Interview with Alan Kay

University of Paderborn,

Philosophy of computing
Photo of Alan Kay by Mark Heinemann
The best way to predict the future is to invent it

Another take on Alan Kay’s deep ideas in computing and education. This interview was given for the opening of a university building in Germany featuring his famous quote.

Deep Interaction

Karl Fast,

User interface
Karl Fast presenting Deep Interaction

What is thinking, and what does the extended mind theory mean for Human-Computer Interface design.

Karl Fast discusses what we imagine thinking is. If we consider that thinking is what happens in our head, then we limit our ability to build new tools to extend what we can think of.
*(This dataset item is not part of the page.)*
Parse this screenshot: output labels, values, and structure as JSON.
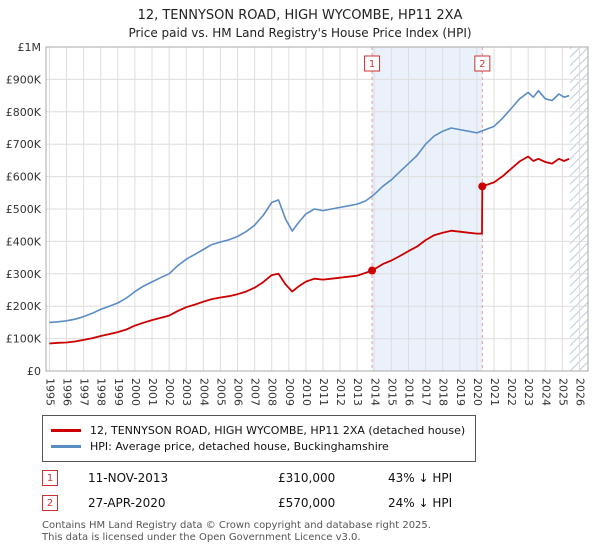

Instead, we should view thinking as an interaction we maintain with our environment. Building proper environments with richer tools shapes our thinking. An example would be solving a jigsaw puzzle: merely looking at the puzzle isn’t enough to solve even relatively simple puzzles. But if we play with our hands and constantly update what we see, we can solve fairly complicated puzzles.

Inventing on principle

Bret Victor,

User interface
Bret Victor presenting Inventing on Principle

Brilliant talk in which Bret Victor presents ideas about interactive programming. But more importantly, I think this work articulated latent intuitions about interactive media, and later exposed ill-known computing pioneers whose ambitious and romantic vision of computing has yet to come true.